Due to the large size of these videos (~50 GB/video), we have provided just three, one of each organism (fruit flies, ants, zebrafish), which can be downloaded from here. Each raw video file (raw_video.nc
) has an associated calibration file (calibration_dataset.nc
), consisting of a single synchronized snapshot of a flat patterned target.
Please contact us if you're interested in other videos whose results feature in the paper.
We recommend using a TensorFlow Docker image from NVIDIA (release 20.12) and the included dockerfile to install the relevant packages. You'll have to set up Docker and NVIDIA Container Toolkit. After that, download the docker image with TensorFlow release 20.12:
docker pull nvcr.io/nvidia/tensorflow:20.12-tf2-py3
You can also try other versions, but note that TensorFlow <=2.2 has a bug involving tf.RaggedTensor
and tf.data
that was fixed in 2.3. We've also tested and confirmed that 2.5 works.
Then, cd
into the 'docker' directory and build a custom image from the dockerfile
within:
docker build -t tensorflow-nvidia-custom .
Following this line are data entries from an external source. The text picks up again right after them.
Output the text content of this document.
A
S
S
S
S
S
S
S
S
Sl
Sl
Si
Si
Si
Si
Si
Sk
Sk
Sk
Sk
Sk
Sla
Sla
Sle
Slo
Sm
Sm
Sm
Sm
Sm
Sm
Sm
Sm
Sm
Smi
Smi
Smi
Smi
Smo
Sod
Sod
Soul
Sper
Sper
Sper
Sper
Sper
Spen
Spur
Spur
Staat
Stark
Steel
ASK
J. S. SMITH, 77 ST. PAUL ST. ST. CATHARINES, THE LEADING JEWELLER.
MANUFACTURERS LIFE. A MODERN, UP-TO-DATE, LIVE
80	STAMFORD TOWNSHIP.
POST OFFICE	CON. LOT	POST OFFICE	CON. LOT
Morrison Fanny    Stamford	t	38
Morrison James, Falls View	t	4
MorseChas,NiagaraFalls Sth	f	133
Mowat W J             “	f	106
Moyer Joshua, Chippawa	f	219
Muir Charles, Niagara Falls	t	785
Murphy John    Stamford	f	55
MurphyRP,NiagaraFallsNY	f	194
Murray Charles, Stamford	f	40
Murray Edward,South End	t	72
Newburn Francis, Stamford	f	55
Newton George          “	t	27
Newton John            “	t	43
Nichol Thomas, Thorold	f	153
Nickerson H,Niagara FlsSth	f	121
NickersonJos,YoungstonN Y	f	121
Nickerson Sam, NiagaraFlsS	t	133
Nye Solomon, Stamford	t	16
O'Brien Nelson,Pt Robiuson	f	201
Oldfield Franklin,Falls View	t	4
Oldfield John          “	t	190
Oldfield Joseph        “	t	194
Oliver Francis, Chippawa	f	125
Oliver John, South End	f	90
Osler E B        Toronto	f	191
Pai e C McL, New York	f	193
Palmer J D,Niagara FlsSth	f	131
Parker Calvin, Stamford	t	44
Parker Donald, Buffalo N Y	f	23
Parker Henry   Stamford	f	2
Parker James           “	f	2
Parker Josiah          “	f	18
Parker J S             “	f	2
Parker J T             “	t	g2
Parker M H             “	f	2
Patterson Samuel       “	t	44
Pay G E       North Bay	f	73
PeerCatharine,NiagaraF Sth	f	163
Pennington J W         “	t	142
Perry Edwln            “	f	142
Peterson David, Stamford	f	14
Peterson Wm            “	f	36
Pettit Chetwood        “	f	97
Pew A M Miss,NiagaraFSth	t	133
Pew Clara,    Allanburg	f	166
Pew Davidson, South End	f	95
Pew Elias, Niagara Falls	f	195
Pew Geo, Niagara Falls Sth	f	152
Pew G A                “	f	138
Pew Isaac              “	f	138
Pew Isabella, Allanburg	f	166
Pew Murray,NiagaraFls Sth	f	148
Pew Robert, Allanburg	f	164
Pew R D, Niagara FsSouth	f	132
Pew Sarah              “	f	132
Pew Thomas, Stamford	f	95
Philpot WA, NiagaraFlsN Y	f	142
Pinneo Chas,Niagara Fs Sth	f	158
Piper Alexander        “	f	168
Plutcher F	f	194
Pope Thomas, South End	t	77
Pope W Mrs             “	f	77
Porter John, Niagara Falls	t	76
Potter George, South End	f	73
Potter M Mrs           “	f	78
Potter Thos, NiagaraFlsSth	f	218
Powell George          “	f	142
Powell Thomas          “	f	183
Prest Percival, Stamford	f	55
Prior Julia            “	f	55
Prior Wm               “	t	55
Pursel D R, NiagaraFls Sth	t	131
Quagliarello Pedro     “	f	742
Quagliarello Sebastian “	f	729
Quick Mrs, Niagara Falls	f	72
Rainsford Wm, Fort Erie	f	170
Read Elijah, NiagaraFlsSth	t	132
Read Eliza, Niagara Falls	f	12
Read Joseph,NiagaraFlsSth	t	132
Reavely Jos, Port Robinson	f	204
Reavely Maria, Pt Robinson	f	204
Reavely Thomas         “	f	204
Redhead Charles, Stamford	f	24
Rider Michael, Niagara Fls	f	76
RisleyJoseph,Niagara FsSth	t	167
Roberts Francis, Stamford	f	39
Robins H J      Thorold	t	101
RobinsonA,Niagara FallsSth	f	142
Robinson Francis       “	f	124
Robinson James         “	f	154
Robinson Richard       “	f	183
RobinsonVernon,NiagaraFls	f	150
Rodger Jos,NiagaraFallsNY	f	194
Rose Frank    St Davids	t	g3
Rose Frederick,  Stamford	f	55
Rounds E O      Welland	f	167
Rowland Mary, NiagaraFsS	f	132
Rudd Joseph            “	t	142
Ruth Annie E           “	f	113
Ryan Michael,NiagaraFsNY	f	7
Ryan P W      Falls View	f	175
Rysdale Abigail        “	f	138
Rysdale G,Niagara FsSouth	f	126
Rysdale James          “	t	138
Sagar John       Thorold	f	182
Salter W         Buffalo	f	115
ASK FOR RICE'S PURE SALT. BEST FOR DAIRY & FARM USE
Finally, run the Docker image using docker run
.
Alternatively, instead of using Docker, you can manually install the packages listed in the dockerfile (plus jupyter and tensorflow 2.3), but we found the NVIDIA Docker version to be faster than the conda version. We used a 24-GB GPU (RTX 3090), but if your GPU has less memory, you may need to reduce the batch or patch size.
Download the raw video files and the calibration file from here and place according to the following file path structures:
/data/fruit_flies/raw_video.nc
/data/fruit_flies/calibration_dataset.nc
/data/harvester_ants/raw_video.nc
/data/harvester_ants/calibration_dataset.nc
/data/zebrafish/raw_video.nc
/data/zebrafish/calibration_dataset.nc
/data/camera_calibration_initial_guess.mat
Adjust directory
in the jupyter notebooks as needed.
Start with the calibration.ipynb
notebook to optimize the camera parameters, which generates new calibration files. Then, run training_and_inference.ipynb
to perform self-supervised learning on the raw video data, and to generate the photometric composites and coregistered 3D height maps. More detailed instructions are contained in the notebooks.